Pertanto, la relazione accompagnatoria del Decreto Salvini indica una serie di obiettivi che rischiano di essere invalidati o addirittura contraddetti in fase di applicazione, e il parere espresso dal Consiglio superiore della magistratura ne spiega in dettaglio le ragioni.
Quale sicurezza?
Il Patto globale invita a (7) «affrontare e ridurre le vulnerabilità nella migrazione» e (16) «mettere i migranti e le società in condizione di realizzare la piena inclusione e la coesione sociale»: modi di incentivare la sicurezza migliorando le relazioni fra individui. Ma come è possibile perseguirla abolendo il Sistema di protezione per richiedenti asilo e rifugiati (Sprar), ovvero il sistema pubblico di accoglienza che fino al 5 ottobre era aperto a richiedenti protezione internazionale e a persone che avevano ottenuto la protezione umanitaria perché considerate “vulnerabili”?
La legge riduce la diaria per ospite destinata ai centri, ai quali non saranno dedicati servizi fondamentali quali l’apprendimento della lingua, l’assistenza legale e l’accompagnamento a un inserimento socio-lavorativo, come fino a ieri previsto. Inoltre, vi saranno risorse dedicate a individuare e assistere persone vulnerabili. Il loro disagio di soggetti traumatizzati potrebbe non venire riconosciuto nei Cas, aumentando così l’insicurezza. Se la Legge Salvini intende ridurre il “business” dell’immigrazione dovrebbe rendere lo Sprar obbligatorio in ogni Comune, piuttosto che ridurlo.Lo Sprar, così come sino ad oggi è stato organizzato, prevede percorsi di inserimento lavorativo in linea con l’obiettivo (18) del Patto globale di «investire nello sviluppo delle competenze e favorire il riconoscimento reciproco di abilità, qualifiche e competenze», e provvede un accesso più controllato al lavoro, in linea con l’obiettivo (6) di «facilitare il reclutamento equo ed etico e salvaguardare le condizioni che garantiscono un lavoro dignitoso», che a sua volta agevola condizioni di vita in cui (19) «i migranti e le diaspore possano contribuire pienamente allo sviluppo sostenibile in tutti i Paesi».

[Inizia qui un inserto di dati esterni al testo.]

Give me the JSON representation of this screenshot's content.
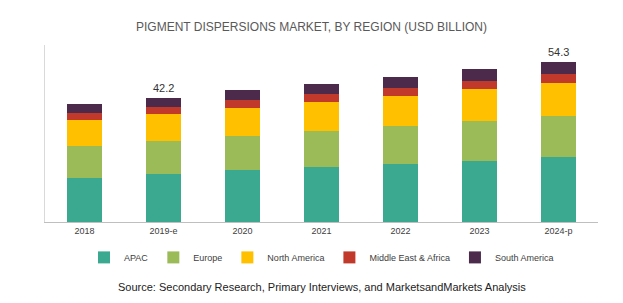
{
  "chart_data": {
    "type": "bar",
    "title": "PIGMENT DISPERSIONS MARKET, BY REGION (USD BILLION)",
    "categories": [
      "2018",
      "2019-e",
      "2020",
      "2021",
      "2022",
      "2023",
      "2024-p"
    ],
    "series": [
      {
        "name": "APAC",
        "color": "#3aa98f",
        "values": [
          14.8,
          16.2,
          17.5,
          18.5,
          19.5,
          20.8,
          22.2
        ]
      },
      {
        "name": "Europe",
        "color": "#9bbb59",
        "values": [
          10.8,
          11.4,
          11.8,
          12.4,
          13.1,
          13.5,
          13.9
        ]
      },
      {
        "name": "North America",
        "color": "#ffc000",
        "values": [
          9.1,
          9.1,
          9.4,
          9.8,
          10.1,
          10.7,
          11.1
        ]
      },
      {
        "name": "Middle East & Africa",
        "color": "#c0392b",
        "values": [
          2.4,
          2.4,
          2.6,
          2.7,
          2.8,
          2.9,
          3.0
        ]
      },
      {
        "name": "South America",
        "color": "#4b2a4b",
        "values": [
          3.0,
          3.1,
          3.3,
          3.4,
          3.6,
          3.8,
          4.1
        ]
      }
    ],
    "annotations": [
      {
        "category": "2019-e",
        "text": "42.2"
      },
      {
        "category": "2024-p",
        "text": "54.3"
      }
    ],
    "source": "Source: Secondary Research, Primary Interviews, and MarketsandMarkets Analysis",
    "ylim": [
      0,
      60
    ],
    "stacked": true,
    "grid": false,
    "legend": "bottom",
    "tick_labels": "x"
  }
}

Con la modifica del sistema di accoglienza, così come regolato dalla legge 142/2015, questi obiettivi vengono di fatto vanificati.
Oltre l’emergenza
In Italia l’immigrazione è stata sempre gestita come emergenza: è un vizio del passato e del presente. La materia è spesso regolata con circolari, indicazioni informali e interventi normativi frammentari. Si è vanificato l’intento della Legge Turco-Napolitano (40/1998) di disciplinare, per la prima volta in Italia, in maniera uniforme e razionale la materia. Il Patto globale, invece, cerca di gestire le migrazioni come risorsa e, per questo, con gli obiettivi (9) e (10) chiede di intercettare i canali di sfruttamento criminale che la rendono una minaccia. Inoltre invita (21) a «cooperare nel facilitare il ritorno sicuro e dignitoso e la riammissione, nonché il reinserimento sostenibile», mentre la Legge Salvini trasferisce alle procedure di espulsione i fondi prima destinati al rimpatrio assistito.